33644764876431783266621612005107543310302148460680063906564769974680081442166662368155595513633734025582065332680836159373734790483865268263040892463056431887354544369559827491606602099884183933864652731300088830269235673613135117579297437854413752130520504347701602264758318906527890855154366159582987279682987510631200575428783453215515103870818298969791613127856265033195487140214287532698187962046936097879900350962302291026368131493195275630227837628441540360584402572114334961180023091208287046088923962328835461505776583271252546093591128203925285393434620904245248929403901706233888991085841065183173360437470737908552631764325733993712871937587746897479926305837065742830161637408969178426378624212835258112820516370298089332099905707920064367426202389783111470054074998459250360633560933883831923386783056136435351892133279732908133732642652633989763922723407882928177953580570993691049175470808931841056146322338217465637321248226383092103297701648054726243842374862411453093812206564914032751086643394517512161526545361333111314042436854805106765843493523836959653428071768775328348234345557366719731392746273629108210679280784718035329131176778924659089938635459327894523777674406192240337638674004021330343297496902028328145933418826817683893072003634795623117103101291953169794607632737589253530772552375943788434504067715555779056450443016640119462580972216729758615026968443146952034614932291105970676243268515992834709891284706740862008587135016260312071903172086094081298321581077282076353186624611278245537208532365305775956430072517744315051539600905168603220349163222640885248852433158051534849622434848299380905070483482449327453732624567755879089187190803662058009594743150052402532709746995318770724376825907419939632265984147498193609285223945039707165443156421328157688908058783183404917434556270520223564846495196112460268313970975069382648706613264507665074611512677522748621598642530711298441182622661057163515069260029861704945425047491378115154139941550671256271197133252763631939606902895650288268608362241082050562430701794976171121233066073310059947366875

🔑 Key point
And with this, friends, we have the trampoline technique: a non-recursive primitive loop that keeps calling another function written recursively but that returns a lambda with context, until reaching the final value.

This code, without TCO, for fib of 10000, takes 0.04 seconds, a result very close to TCO and without causing stack overflow.

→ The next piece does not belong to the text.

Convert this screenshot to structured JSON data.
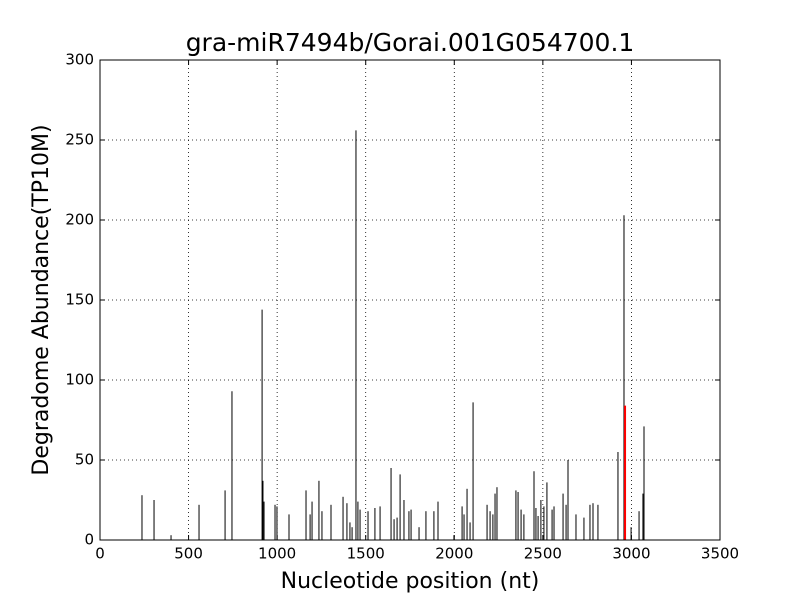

Incredible, right? Now there are no excuses for not writing a function recursively in languages that don’t have TCO support 😛

Conclusion

In this article, the intent was to bring some concepts and fundamentals around the recursion topic. These concepts overlap with very academic topics that sometimes make it difficult for people who are starting in the field or who don’t have a very academic background to understand.

I hope I’ve clarified the recursion subject in a didactic way. If you can, leave any corrections or relevant information in the comments.